Transformation studies were carried out with a penicillin susceptible (MIC 0.006 mg/l) laboratory strain of Streptococcus pneumoniae as recipient. Donor DNA was prepared from two clinical isolates of S. pneumoniae, four isolates of S. mitior and five isolates of S. sanguis. DNA from both isolates of S. pneumoniae generated penicillin-resistant transformants (MICs 0.03-2.0 mg/l). In addition, one isolate each of S. mitior and S. sanguis transformed the recipient to increased penicillin resistance, with MICs of 0.125 mg/l. DNA from the S. sanguis strain generated a transformant which showed a reduction in the penicillin-binding affinity of penicillin-binding protein (PBP) 2B. DNA from a second S. mitior strain generated intermediately resistant (MIC 0.5 mg/l) transformants in a single transformation round.
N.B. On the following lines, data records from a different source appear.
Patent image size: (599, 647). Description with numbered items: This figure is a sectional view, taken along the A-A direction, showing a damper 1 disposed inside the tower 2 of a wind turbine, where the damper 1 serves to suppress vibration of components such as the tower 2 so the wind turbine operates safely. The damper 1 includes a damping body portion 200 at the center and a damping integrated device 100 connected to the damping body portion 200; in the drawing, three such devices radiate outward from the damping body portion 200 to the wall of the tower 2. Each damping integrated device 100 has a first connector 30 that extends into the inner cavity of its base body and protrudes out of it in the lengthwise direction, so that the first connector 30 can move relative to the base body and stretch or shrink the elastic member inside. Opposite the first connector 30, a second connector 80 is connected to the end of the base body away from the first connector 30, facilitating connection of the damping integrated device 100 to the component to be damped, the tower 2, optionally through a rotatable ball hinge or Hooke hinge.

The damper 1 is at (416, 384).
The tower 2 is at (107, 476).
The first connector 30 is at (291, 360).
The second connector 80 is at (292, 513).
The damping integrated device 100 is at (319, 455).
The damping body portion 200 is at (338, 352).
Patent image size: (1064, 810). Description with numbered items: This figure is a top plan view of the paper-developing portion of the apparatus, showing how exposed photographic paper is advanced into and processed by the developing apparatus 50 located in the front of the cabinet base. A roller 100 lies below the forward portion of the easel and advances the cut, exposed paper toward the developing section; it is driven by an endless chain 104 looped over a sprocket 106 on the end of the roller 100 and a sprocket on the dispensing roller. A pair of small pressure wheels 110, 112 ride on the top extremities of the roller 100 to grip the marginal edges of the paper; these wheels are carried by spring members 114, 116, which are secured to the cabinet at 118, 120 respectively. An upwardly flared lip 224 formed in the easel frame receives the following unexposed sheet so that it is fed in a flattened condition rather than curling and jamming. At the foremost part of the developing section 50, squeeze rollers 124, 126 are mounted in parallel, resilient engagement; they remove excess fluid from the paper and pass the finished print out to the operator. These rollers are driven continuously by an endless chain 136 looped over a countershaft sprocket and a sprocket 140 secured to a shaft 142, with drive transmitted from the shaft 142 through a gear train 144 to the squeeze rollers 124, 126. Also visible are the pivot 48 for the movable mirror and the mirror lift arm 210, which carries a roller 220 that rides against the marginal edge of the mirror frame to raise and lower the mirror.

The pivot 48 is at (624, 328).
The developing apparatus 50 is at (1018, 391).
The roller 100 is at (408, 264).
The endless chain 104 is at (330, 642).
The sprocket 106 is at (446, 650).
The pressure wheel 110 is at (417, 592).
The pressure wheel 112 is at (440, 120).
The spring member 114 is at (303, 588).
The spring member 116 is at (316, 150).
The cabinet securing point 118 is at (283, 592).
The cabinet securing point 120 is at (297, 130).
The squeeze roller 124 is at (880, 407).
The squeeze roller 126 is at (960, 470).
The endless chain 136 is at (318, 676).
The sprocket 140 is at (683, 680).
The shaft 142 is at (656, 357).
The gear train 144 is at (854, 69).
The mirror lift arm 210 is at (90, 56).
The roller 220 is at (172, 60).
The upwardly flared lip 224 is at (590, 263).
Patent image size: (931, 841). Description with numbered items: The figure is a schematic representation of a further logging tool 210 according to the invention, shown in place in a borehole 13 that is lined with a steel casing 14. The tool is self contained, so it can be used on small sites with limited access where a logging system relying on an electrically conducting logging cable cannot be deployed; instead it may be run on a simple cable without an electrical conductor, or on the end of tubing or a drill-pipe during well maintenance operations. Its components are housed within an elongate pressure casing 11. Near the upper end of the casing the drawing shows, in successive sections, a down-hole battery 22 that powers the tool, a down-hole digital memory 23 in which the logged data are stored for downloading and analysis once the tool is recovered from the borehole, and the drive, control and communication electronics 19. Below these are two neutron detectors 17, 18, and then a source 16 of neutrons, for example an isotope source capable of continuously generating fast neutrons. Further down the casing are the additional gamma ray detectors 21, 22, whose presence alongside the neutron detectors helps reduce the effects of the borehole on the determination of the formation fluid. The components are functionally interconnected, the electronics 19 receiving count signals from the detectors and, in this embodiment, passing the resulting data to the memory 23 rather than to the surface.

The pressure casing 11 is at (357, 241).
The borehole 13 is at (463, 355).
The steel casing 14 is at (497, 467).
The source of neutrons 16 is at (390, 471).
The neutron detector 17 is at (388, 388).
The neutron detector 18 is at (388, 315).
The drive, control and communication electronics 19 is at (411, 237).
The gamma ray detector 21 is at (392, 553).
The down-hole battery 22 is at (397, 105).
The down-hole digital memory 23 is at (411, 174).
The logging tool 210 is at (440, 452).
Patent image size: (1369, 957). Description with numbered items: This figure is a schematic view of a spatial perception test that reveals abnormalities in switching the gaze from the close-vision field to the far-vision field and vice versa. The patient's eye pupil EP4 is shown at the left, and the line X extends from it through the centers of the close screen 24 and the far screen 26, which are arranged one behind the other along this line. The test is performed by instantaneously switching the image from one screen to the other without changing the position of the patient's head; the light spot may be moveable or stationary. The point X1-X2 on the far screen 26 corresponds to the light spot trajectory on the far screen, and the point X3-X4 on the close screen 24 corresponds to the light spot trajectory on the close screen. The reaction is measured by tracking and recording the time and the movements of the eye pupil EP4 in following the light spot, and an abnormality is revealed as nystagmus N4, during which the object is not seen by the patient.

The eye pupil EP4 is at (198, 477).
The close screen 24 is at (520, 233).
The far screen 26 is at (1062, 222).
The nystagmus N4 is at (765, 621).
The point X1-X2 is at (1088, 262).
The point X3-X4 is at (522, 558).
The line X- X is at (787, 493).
The PBP profiles of these transformants showed an apparent molecular size alteration of PBP 2B, corresponding to a PBP found in the donor strain, and PBP 1B was no longer detected. Isolates of S. pneumoniae may apparently develop penicillin resistance either intrinsically, by intragenetic transfer, or by transfer of penicillin resistance determinants from viridans streptococci.